Our Spinning Orbit of the Sun

Time is a funny thing. This past weekend I got to go home to visit family in SC and NC. Throughout my journey, the relative importance time came to my attention.

As I drove from Alabama through Georgia to South Carolina and back, I had to keep track of time as it passed in the Mountain, Central, and Eastern time zones. The seemingly appropriate times for me to go to bed or wake up varied by the 'home' time zone of the person I was talking to and inevitably there was always someone I could or could not call while on the road because of time.
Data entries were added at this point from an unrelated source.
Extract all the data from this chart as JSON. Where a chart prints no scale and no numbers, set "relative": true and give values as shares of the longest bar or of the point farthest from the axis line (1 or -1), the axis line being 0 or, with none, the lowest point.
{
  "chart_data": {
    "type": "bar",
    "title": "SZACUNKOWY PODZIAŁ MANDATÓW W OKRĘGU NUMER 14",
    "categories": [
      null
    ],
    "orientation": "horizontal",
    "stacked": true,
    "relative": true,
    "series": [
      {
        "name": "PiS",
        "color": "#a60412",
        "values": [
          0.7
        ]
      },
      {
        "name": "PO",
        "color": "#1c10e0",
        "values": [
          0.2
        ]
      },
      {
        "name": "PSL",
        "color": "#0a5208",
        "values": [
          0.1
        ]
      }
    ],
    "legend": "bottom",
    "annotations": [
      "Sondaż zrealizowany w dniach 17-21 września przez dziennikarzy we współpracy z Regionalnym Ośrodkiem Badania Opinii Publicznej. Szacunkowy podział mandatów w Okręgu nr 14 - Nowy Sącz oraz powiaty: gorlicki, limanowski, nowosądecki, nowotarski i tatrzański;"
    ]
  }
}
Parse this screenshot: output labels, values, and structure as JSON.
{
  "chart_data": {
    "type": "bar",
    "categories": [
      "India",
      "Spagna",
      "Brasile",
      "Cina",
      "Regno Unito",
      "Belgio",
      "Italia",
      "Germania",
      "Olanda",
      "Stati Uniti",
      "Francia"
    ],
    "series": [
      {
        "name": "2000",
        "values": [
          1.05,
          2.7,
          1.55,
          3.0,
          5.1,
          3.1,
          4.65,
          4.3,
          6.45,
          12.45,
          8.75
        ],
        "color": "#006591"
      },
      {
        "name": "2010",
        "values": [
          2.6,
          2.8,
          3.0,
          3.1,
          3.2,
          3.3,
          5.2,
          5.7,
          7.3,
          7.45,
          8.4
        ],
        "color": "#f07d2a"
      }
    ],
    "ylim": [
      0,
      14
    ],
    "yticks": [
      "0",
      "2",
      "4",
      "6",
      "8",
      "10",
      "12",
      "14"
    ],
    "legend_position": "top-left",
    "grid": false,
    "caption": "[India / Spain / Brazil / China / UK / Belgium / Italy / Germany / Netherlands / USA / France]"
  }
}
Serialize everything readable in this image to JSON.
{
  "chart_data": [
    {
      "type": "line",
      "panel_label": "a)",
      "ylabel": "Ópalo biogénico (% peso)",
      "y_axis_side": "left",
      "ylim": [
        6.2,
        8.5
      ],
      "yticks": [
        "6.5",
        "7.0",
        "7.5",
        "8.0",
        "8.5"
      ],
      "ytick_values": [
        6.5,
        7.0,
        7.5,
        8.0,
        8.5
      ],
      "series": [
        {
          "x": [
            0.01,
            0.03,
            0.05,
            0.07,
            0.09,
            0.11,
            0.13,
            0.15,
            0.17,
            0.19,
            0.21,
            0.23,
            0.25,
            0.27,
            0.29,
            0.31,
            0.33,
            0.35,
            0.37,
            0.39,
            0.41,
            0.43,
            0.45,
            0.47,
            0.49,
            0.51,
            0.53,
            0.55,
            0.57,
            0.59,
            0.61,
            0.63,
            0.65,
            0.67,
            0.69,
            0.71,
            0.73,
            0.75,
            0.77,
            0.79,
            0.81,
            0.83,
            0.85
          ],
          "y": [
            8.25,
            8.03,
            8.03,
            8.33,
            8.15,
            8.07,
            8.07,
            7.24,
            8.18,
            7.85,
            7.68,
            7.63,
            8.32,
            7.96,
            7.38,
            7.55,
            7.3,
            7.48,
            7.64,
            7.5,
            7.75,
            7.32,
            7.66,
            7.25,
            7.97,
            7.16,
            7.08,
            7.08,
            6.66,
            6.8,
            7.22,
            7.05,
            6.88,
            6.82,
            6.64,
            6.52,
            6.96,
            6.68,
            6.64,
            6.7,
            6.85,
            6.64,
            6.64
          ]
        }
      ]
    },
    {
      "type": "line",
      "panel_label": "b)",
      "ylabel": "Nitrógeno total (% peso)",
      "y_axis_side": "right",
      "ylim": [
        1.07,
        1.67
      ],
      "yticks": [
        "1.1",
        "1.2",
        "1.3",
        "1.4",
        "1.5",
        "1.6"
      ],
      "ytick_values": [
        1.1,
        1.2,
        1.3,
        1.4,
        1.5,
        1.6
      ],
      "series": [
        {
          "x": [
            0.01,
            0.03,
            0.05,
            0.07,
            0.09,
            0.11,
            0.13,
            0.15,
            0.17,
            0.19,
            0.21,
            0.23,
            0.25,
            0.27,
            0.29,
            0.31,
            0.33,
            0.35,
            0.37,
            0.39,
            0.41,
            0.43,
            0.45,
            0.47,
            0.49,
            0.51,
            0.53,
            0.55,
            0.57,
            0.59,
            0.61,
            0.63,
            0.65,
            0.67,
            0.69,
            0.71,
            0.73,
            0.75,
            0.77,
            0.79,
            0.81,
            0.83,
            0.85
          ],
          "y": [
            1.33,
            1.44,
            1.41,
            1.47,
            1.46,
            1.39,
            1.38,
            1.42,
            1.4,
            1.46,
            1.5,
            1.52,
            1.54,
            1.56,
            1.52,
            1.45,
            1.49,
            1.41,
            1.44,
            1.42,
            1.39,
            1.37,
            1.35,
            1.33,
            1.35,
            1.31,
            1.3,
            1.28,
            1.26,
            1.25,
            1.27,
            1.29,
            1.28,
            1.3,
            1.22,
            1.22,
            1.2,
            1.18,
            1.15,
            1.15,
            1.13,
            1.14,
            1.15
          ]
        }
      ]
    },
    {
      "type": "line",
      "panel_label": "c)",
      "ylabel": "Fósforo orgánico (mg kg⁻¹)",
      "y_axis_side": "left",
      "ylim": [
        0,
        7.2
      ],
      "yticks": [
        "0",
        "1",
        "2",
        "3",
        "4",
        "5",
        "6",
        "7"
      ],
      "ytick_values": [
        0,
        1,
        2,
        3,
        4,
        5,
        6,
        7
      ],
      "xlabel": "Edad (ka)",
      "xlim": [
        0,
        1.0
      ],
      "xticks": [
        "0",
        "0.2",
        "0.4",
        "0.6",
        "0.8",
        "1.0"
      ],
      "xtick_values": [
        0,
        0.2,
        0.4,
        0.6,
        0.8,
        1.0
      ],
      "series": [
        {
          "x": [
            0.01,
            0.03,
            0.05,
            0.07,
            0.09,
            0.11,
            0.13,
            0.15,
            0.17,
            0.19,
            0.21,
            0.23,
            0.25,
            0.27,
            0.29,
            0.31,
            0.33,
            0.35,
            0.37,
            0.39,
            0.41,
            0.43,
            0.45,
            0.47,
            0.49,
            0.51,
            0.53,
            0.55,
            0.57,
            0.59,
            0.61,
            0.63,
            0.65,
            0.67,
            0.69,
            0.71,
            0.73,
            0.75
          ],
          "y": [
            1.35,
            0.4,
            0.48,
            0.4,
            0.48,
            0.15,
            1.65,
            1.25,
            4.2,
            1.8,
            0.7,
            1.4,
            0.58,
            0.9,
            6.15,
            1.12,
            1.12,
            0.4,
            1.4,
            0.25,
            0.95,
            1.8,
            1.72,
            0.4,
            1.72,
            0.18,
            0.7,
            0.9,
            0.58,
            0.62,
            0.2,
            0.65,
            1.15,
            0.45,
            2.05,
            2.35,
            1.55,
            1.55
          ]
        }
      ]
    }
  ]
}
When I finally did make it to South Carolina, one of the things that caught my attention were the changes and lack of changes since the last time I had been there. One of my favorite restaurants in Lexington, the Deli, still offers the same sandwich I always order and the restaurant is still owned by the same family. But now there is no smoking inside (yay!) and the new waitress doesn't know that I am a 'regular' customer. The guys at Frank's Discount Tire still remember me though and take care of my care as if I were their little sister. They have taken care of my vehicles for ten years now and still laugh when I can't figure out little things like how to tighten the cables on my car battery. It was as though I never left.

Hanging out with my family, we all still have the same hopes and pipe dreams for the future despite the blows life has given us. We still complain about the same things and live in the same routines. But getting to see my youngest niece for her second birthday, I am blown away by the changes of time. My nieces, ages 2 & 5 (almost 6) are not little babies anymore. They are walking moving little people, with personalities and futures. I am gone for a few months, and I become completely foreign to them because they have grown so much. And it hits me - no matter how much things do or don't change, you cannot stop time. Time continues with or without your permission, with or without your presence.

It makes me wonder, am I making the most of the time I have left? Whether that time is 75 seconds or 75 years, am I truly using it? Am I any closer to achieving anything I thought was important when I was a child? I think of all the projects I've started and never finished, all the things I should have done and haven't. The book I never finished writing, the thank you note I never gave my father, the dog I didn't save, the climbs I didn't lead, the friends I didn't cherish enough, the chances I didn't take. Everything I have done seems insignificant to what I have failed to do.

I am going to change that.

1 comment:

  1. What an inspirational post. Makes me want to re-evaluate too.